The English writer, Martin Amis, once observed that sex between long-married people is like sibling incest: it happens very infrequently, and is always followed by great shame for both parties. I wonder sometimes, if our ageing populations are really like those long marrieds for whom actual making love is merely a fading memory of mutual fascination – hence these depictions of largely youthful, athletic and seemingly uncommitted sex.
People may well be at liberty to pursue the most esoteric and unbridled licentiousness in privacy – but the public sphere remains oddly void, apart from the aforementioned physical jerks. Yes, yes, of course I know about the worldwide web, and its almost limitless vistas of the most polymorphic perversity; and I know that with only a few keystrokes I could summon a video of a man having sex with a donkey – or a donkey having sex with a man for that matter.
The taboos we thought we’d abandoned in the past are replicated
But the fact of the matter is I don’t hit those keys – or at least, not much. The comparison may be disturbing, but when we do give in and sex by cyber-means, are we that different to the sexual hypocrites of earlier eras? They descanted on lofty spiritual matters in their drawing rooms, where the table legs wore dear little skirts, then descended to transact with the half-naked child prostitutes in the streets below.

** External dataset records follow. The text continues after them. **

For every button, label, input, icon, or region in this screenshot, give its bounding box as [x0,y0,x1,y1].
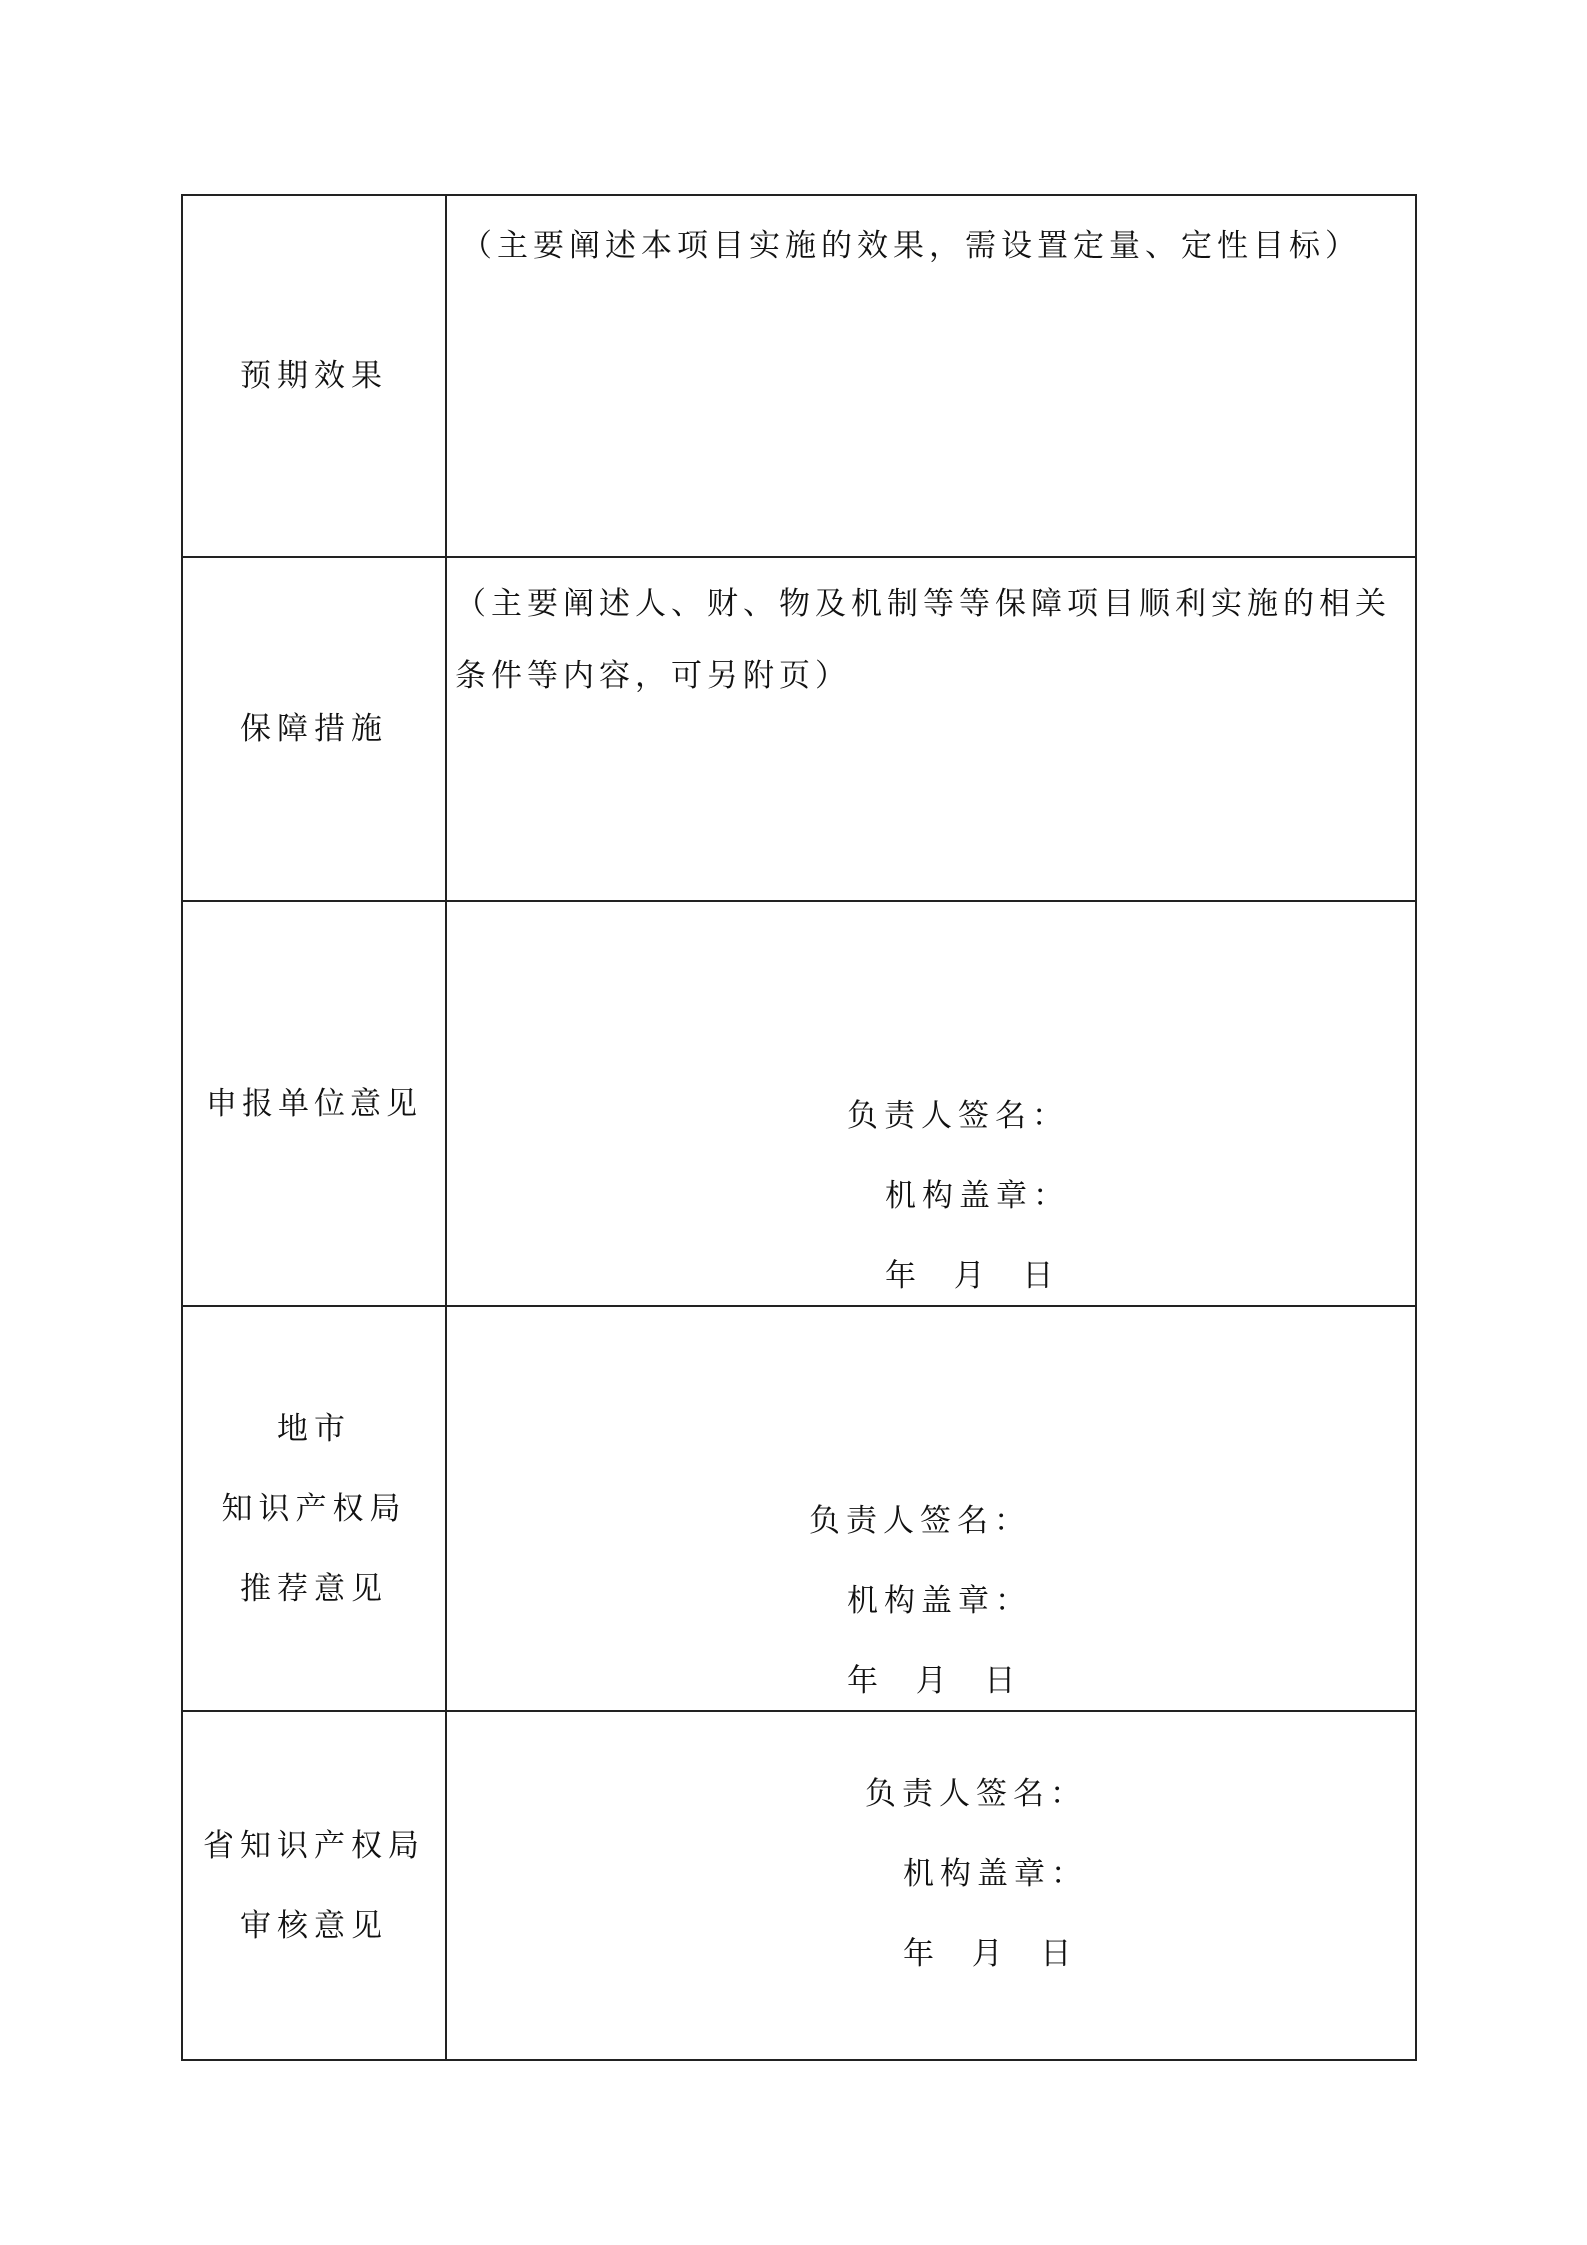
province-label-line-2: 审核意见 [240,1907,388,1944]
expected-effect-row [182,195,1416,557]
city-signature-label: 负责人签名： [809,1503,1031,1539]
province-signature-block [865,1754,1088,1994]
applicant-opinion-field[interactable] [446,901,1416,1306]
application-form-table [181,194,1417,2061]
city-opinion-row [182,1306,1416,1711]
city-label-line-1: 地市 [277,1410,351,1447]
province-signature-label: 负责人签名： [865,1776,1087,1812]
applicant-signature-label: 负责人签名： [847,1098,1069,1134]
province-opinion-field[interactable] [446,1711,1416,2060]
applicant-date-label: 年 月 日 [885,1258,1060,1294]
city-signature-block [809,1481,1032,1721]
city-seal-label: 机构盖章： [847,1583,1032,1619]
expected-effect-field[interactable] [446,195,1416,557]
safeguard-measures-field[interactable] [446,557,1416,901]
safeguard-measures-label: 保障措施 [182,557,446,901]
city-opinion-label [182,1306,446,1711]
expected-effect-label: 预期效果 [182,195,446,557]
city-date-label: 年 月 日 [847,1663,1022,1699]
applicant-seal-label: 机构盖章： [885,1178,1070,1214]
province-label-line-1: 省知识产权局 [203,1827,425,1864]
safeguard-measures-hint: （主要阐述人、财、物及机制等等保障项目顺利实施的相关条件等内容，可另附页） [455,586,1391,694]
province-seal-label: 机构盖章： [903,1856,1088,1892]
applicant-opinion-row [182,901,1416,1306]
province-opinion-label [182,1711,446,2060]
expected-effect-hint: （主要阐述本项目实施的效果，需设置定量、定性目标） [461,228,1361,264]
safeguard-measures-row [182,557,1416,901]
province-opinion-row [182,1711,1416,2060]
applicant-signature-block [847,1076,1070,1316]
city-label-line-2: 知识产权局 [221,1490,407,1527]
city-opinion-field[interactable] [446,1306,1416,1711]
applicant-opinion-label: 申报单位意见 [182,901,446,1306]
city-label-line-3: 推荐意见 [240,1570,388,1607]
province-date-label: 年 月 日 [903,1936,1078,1972]
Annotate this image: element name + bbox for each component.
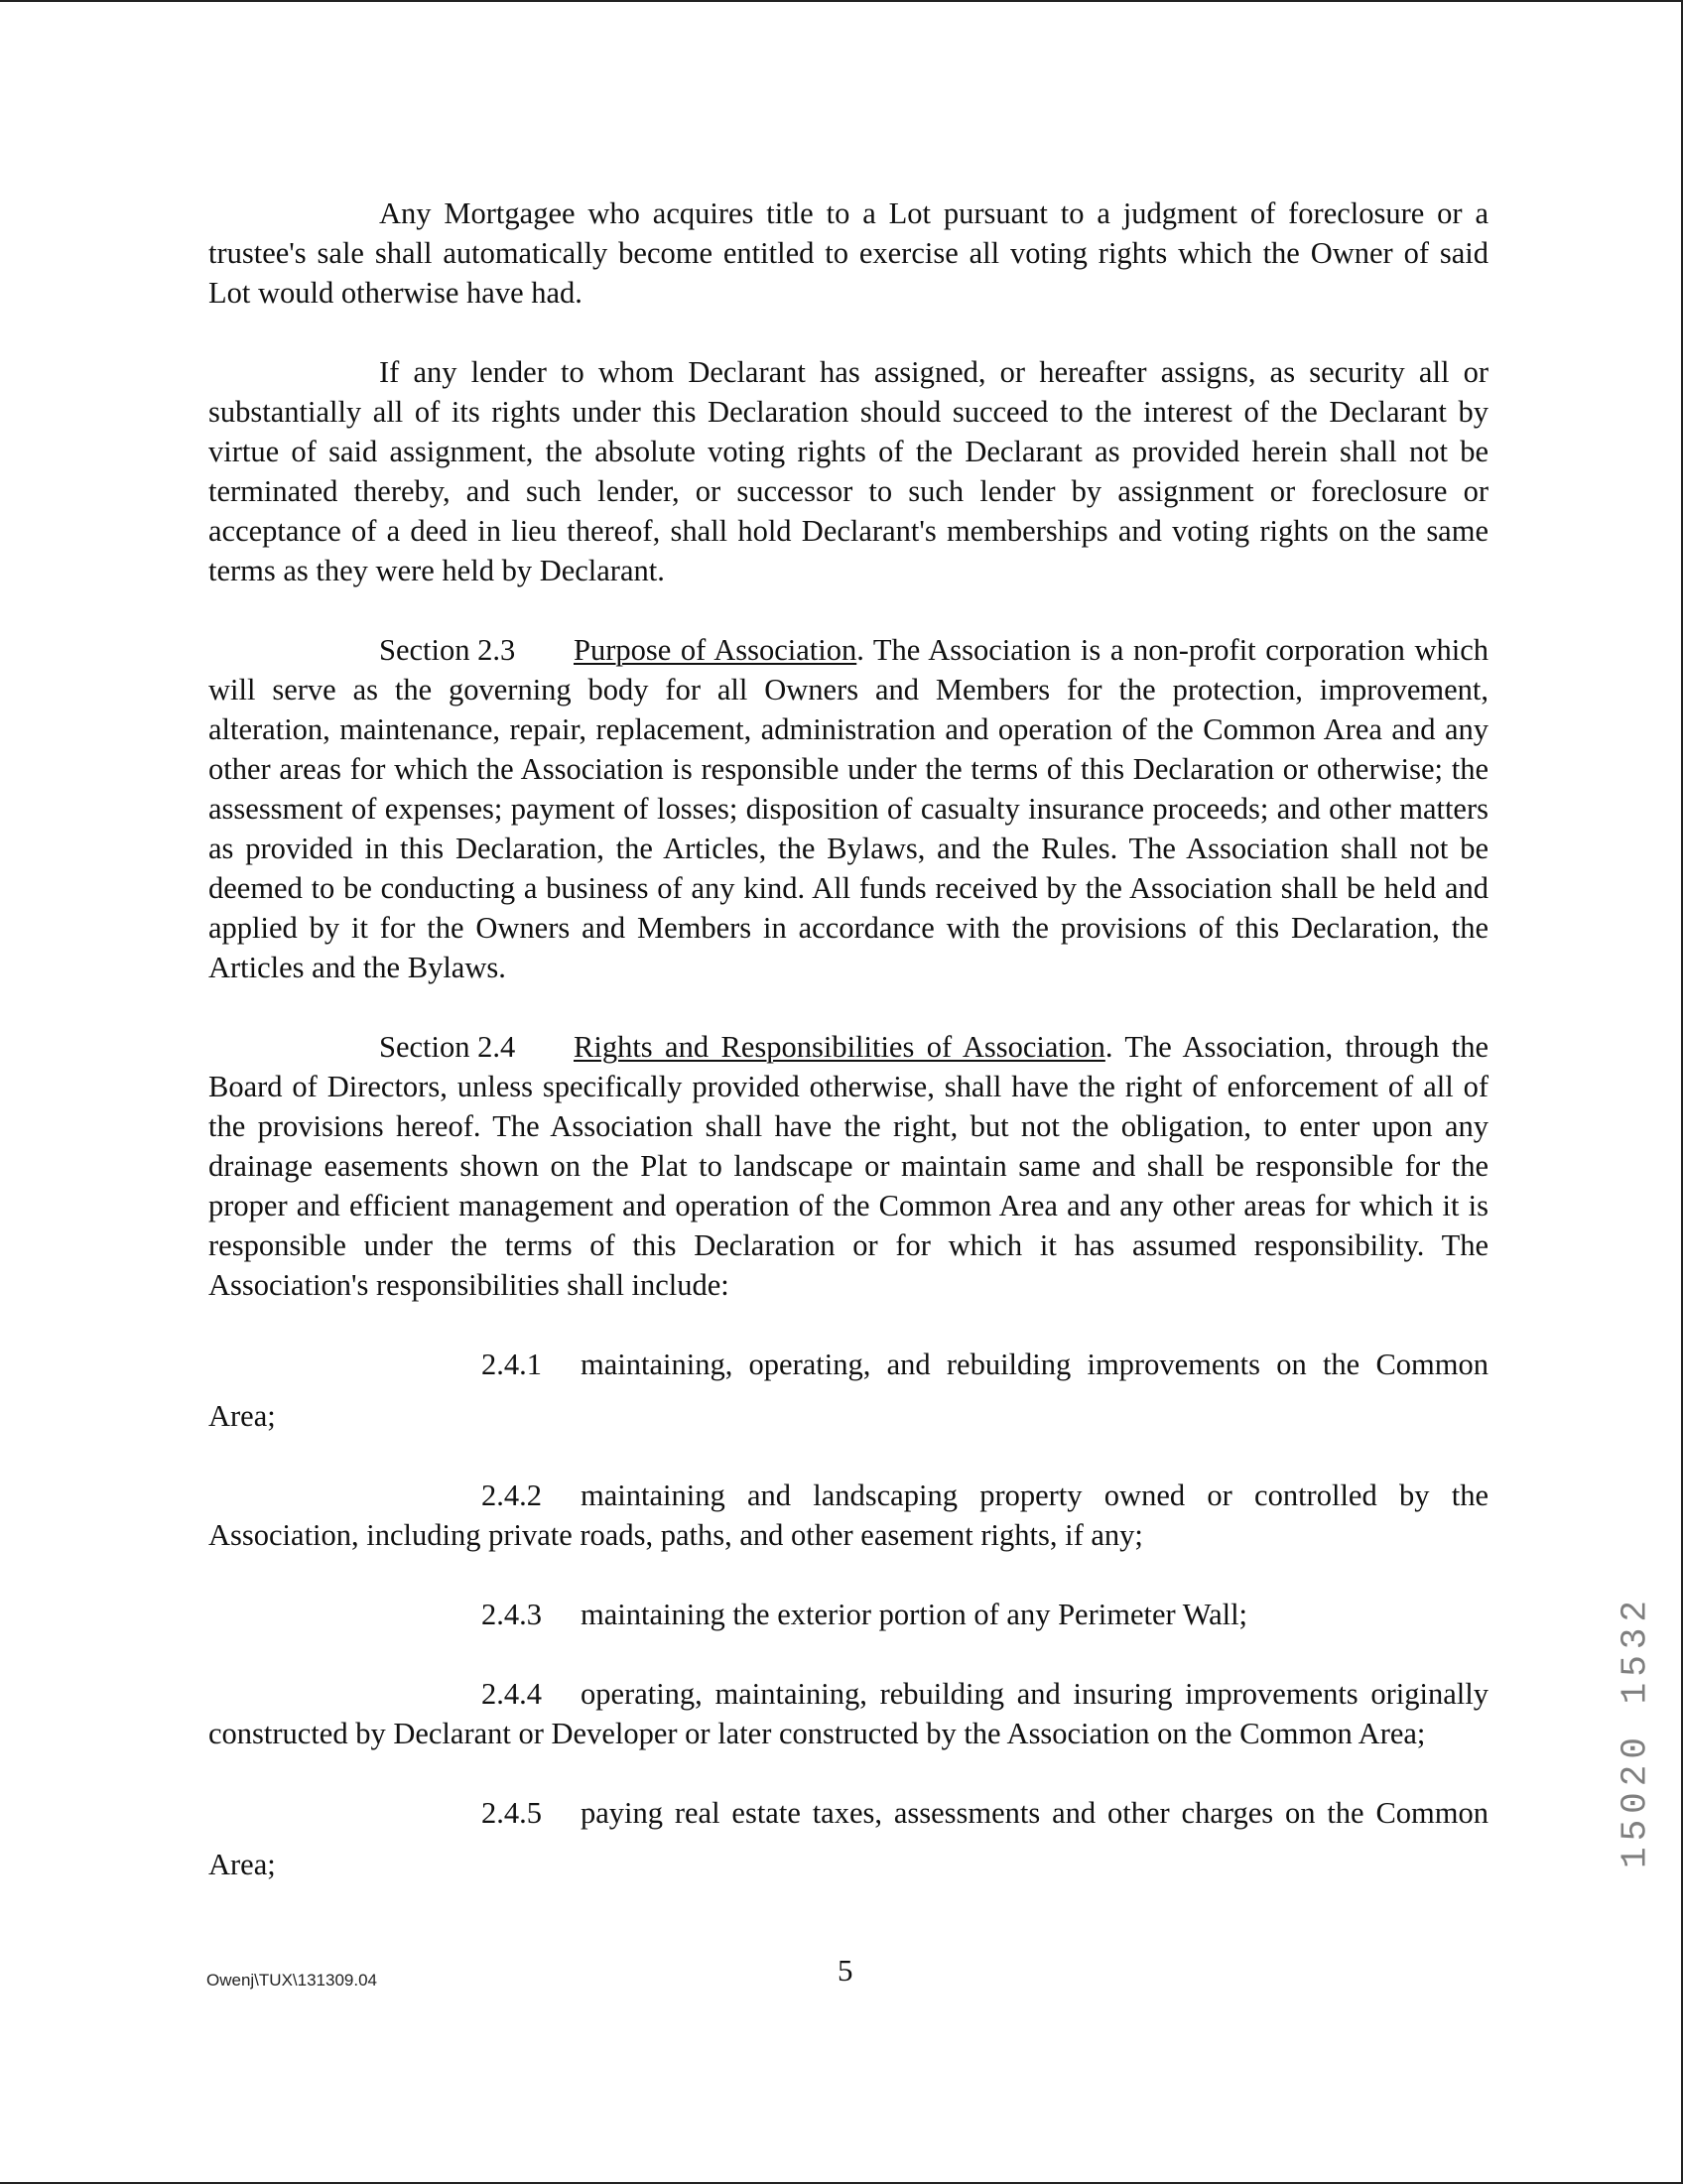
subsection-text: paying real estate taxes, assessments and other charges on the Common [581, 1796, 1489, 1830]
paragraph-mortgagee: Any Mortgagee who acquires title to a Lot pursuant to a judgment of foreclosure or a trustee's sale shall automatically become entitled to exercise all voting rights which the Owner of said Lot would otherwise have had. [208, 196, 1489, 310]
subsection-2-4-4 [208, 1674, 1489, 1753]
section-number: Section 2.4 [379, 1030, 516, 1064]
subsection-number: 2.4.2 [481, 1478, 542, 1512]
section-number: Section 2.3 [379, 633, 516, 667]
subsection-text: maintaining the exterior portion of any Perimeter Wall; [581, 1598, 1248, 1631]
section-2-4 [208, 1027, 1489, 1305]
page-number: 5 [838, 1953, 853, 1988]
subsection-number: 2.4.5 [481, 1796, 542, 1830]
subsection-number: 2.4.3 [481, 1598, 542, 1631]
section-body: . The Association, through the Board of Directors, unless specifically provided otherwise, shall have the right of enforcement of all of the provisions hereof. The Association shall have the right, but not the obligation, to enter upon any drainage easements shown on the Plat to landscape or maintain same and shall be responsible for the proper and efficient management and operation of the Common Area and any other areas for which it is responsible under the terms of this Declaration or for which it has assumed responsibility. The Association's responsibilities shall include: [208, 1030, 1489, 1302]
recording-stamp [1616, 1568, 1655, 1895]
paragraph-lender: If any lender to whom Declarant has assigned, or hereafter assigns, as security all or substantially all of its rights under this Declaration should succeed to the interest of the Declarant by virtue of said assignment, the absolute voting rights of the Declarant as provided herein shall not be terminated thereby, and such lender, or successor to such lender by assignment or foreclosure or acceptance of a deed in lieu thereof, shall hold Declarant's memberships and voting rights on the same terms as they were held by Declarant. [208, 355, 1489, 587]
subsection-text: operating, maintaining, rebuilding and insuring improvements originally constructed by Declarant or Developer or later constructed by the Association on the Common Area; [208, 1677, 1489, 1750]
subsection-text: maintaining and landscaping property owned or controlled by the Association, including private roads, paths, and other easement rights, if any; [208, 1478, 1489, 1552]
subsection-2-4-1 [208, 1345, 1489, 1436]
section-title: Rights and Responsibilities of Association [574, 1030, 1105, 1064]
subsection-2-4-2 [208, 1476, 1489, 1555]
subsection-2-4-5 [208, 1793, 1489, 1884]
subsection-2-4-3 [208, 1595, 1489, 1634]
footer-file-id: Owenj\TUX\131309.04 [206, 1971, 377, 1990]
subsection-number: 2.4.1 [481, 1348, 542, 1381]
subsection-number: 2.4.4 [481, 1677, 542, 1711]
section-body: . The Association is a non-profit corporation which will serve as the governing body for all Owners and Members for the protection, improvement, alteration, maintenance, repair, replacement, administration and operation of the Common Area and any other areas for which the Association is responsible under the terms of this Declaration or otherwise; the assessment of expenses; payment of losses; disposition of casualty insurance proceeds; and other matters as provided in this Declaration, the Articles, the Bylaws, and the Rules. The Association shall not be deemed to be conducting a business of any kind. All funds received by the Association shall be held and applied by it for the Owners and Members in accordance with the provisions of this Declaration, the Articles and the Bylaws. [208, 633, 1489, 984]
subsection-continuation: Area; [208, 1399, 276, 1433]
subsection-continuation: Area; [208, 1848, 276, 1881]
section-2-3 [208, 630, 1489, 987]
subsection-text: maintaining, operating, and rebuilding improvements on the Common [581, 1348, 1489, 1381]
document-body [208, 193, 1489, 1924]
stamp-text: 15020 1532 [1615, 1594, 1656, 1869]
section-title: Purpose of Association [574, 633, 857, 667]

Taboo still follows the path prescribed by the old adage: out of sight – out of mind. Indeed, the web seems purpose-built for this, allowing as it does for the almost infinite divisibility of preference, orientation and identity to be factored into its at once illimitable and demarcated space. Of course there will be leakages from the virtual into the actual – while revenge porn, cyber-bullying, and of course, child pornography are far from being victimless crimes.
Yet for the most part, it seems to me the taboos we thought we’d abandoned in the past are replicated in this shiny-new specular medium, with its rippling surface of commerce, and its dark underbelly of forbidden desire. Of course it remains the case that you can speak (and write) of all manner of things now that would’ve caused my father – let alone those maiden aunts – an aneurism; but it isn’t that the world is tolerant of such things – it simply isn’t listening at all, so distracted has it become by its endless and narcissistic images… of itself.